"Ce que je dénonce, ce sont des enfants attachés, enfermés dans trois mètres carrés"
Céline Boussié avait été licenciée pour avoir dénoncé les conditions d’accueil indignes d’un Institut médico-éducatif (IME) en 2013. Poursuivie en diffamation, elle a été relaxée.
Céline Boussié, ancienne employée de l’institut médico-éducatif (IME) de Moussaron (Gers), a été poursuivie en diffamation par son ex-employeur. En 2013, elle avait dénoncé les mauvais traitements envers les jeunes pensionnaires polyhandicapés de cet établissement. Le 20 novembre dernier, elle a finalement été relaxée par le tribunal de Toulouse. Une première. Le 21 décembre, elle est venue témoigner sur le plateau du Magazine de la Santé.
- Que reprochiez-vous aux gérants de l’établissement ? On le rappelle, ils ne font l’objet d’aucune poursuite à l’heure actuelle.
Céline Boussié, lanceuse d'alerte : Ce que je leur reprochais a été corroboré par l’Agence régionale de santé, mais aussi par l’Organisation des nations unies : en janvier 2016, le rapporteur a parlé très clairement de traitement indigne et dégradant au sein d’établissements français. Il a dénoncé leur impunité, et a cité Moussaron. C’est ce qu’on a d’ailleurs vu dans le documentaire de Nicolas Bourgoin, pour Zone Interdite : des enfants attachés, surmédicamentés, enfermés dans trois mètres carrés, sans toilettes, sans point d’eau. Et ces enfants n’ont pas de suivi dentaire, gynécologique, rien ! Cinq en sont décédés.
- Vous aviez tenté d’alerter la direction de l’établissement. Comment a-t-elle réagi ?

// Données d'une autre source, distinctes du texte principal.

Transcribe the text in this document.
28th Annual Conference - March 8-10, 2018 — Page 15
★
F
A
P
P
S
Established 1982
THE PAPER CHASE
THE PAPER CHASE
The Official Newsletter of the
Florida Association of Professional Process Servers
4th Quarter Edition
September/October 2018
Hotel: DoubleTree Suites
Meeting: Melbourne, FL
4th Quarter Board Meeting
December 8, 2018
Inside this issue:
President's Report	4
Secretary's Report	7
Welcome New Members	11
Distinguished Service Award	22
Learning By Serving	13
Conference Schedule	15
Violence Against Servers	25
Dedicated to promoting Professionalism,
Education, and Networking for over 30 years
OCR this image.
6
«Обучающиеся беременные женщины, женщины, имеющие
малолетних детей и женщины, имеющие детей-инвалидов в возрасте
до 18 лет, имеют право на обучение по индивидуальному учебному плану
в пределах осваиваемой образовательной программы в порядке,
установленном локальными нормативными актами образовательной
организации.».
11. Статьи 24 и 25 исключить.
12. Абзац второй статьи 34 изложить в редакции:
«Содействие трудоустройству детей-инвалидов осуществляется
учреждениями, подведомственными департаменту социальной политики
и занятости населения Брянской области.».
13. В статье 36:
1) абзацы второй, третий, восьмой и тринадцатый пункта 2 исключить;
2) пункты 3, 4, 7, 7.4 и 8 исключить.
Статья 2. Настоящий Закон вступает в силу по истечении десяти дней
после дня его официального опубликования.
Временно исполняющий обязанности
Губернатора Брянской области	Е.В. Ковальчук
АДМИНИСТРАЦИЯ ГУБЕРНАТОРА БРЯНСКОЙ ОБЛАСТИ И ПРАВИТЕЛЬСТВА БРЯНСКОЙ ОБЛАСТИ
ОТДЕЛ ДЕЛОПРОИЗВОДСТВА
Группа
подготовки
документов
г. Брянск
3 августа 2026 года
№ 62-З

Céline Boussié, lanceuse d'alerte : Dans cet établissement, il n’y a aucun protocole. J’ai tout noté et tout fait remonter au personnel, au syndicat et à la direction, et à chaque fois, on m’a fermé les portes. C’est un peu comme une secte : on en est arrivé à vouloir me faire croire que le problème, ce n’était pas eux, mais que c’était moi, et que ce que je dénonçais était normal.
- Comment avez-vous fait pour continuer à travailler dans cet institut ?
Céline Boussié, lanceuse d'alerte : Vous avez trois options : soit vous restez et vous cautionnez ce qui se passe, soit vous partez et vous ne dites rien, soit vous choisissez de dénoncer, mais il faut rester et accumuler les preuves. J’ai fait le choix de résister. Bernadette Collignon et Didier Borgeaud avaient dénoncé cet établissement en 1995, ils ont été condamnés. Bernadette et Christelle Cornier l’ont de nouveau dénoncé en 1999, elles ont été condamnées. Je l’ai dénoncé en 2013 : il y a eu 10 plaintes, mais neuf d’entre elles ont été balayées par le procureur du Gers, au motif qu’on avait instrumentalisé la justice. La dixième plainte a débouché sur un non-lieu. Ma relaxe, c’est reconnaître que ces enfants ont été maltraités.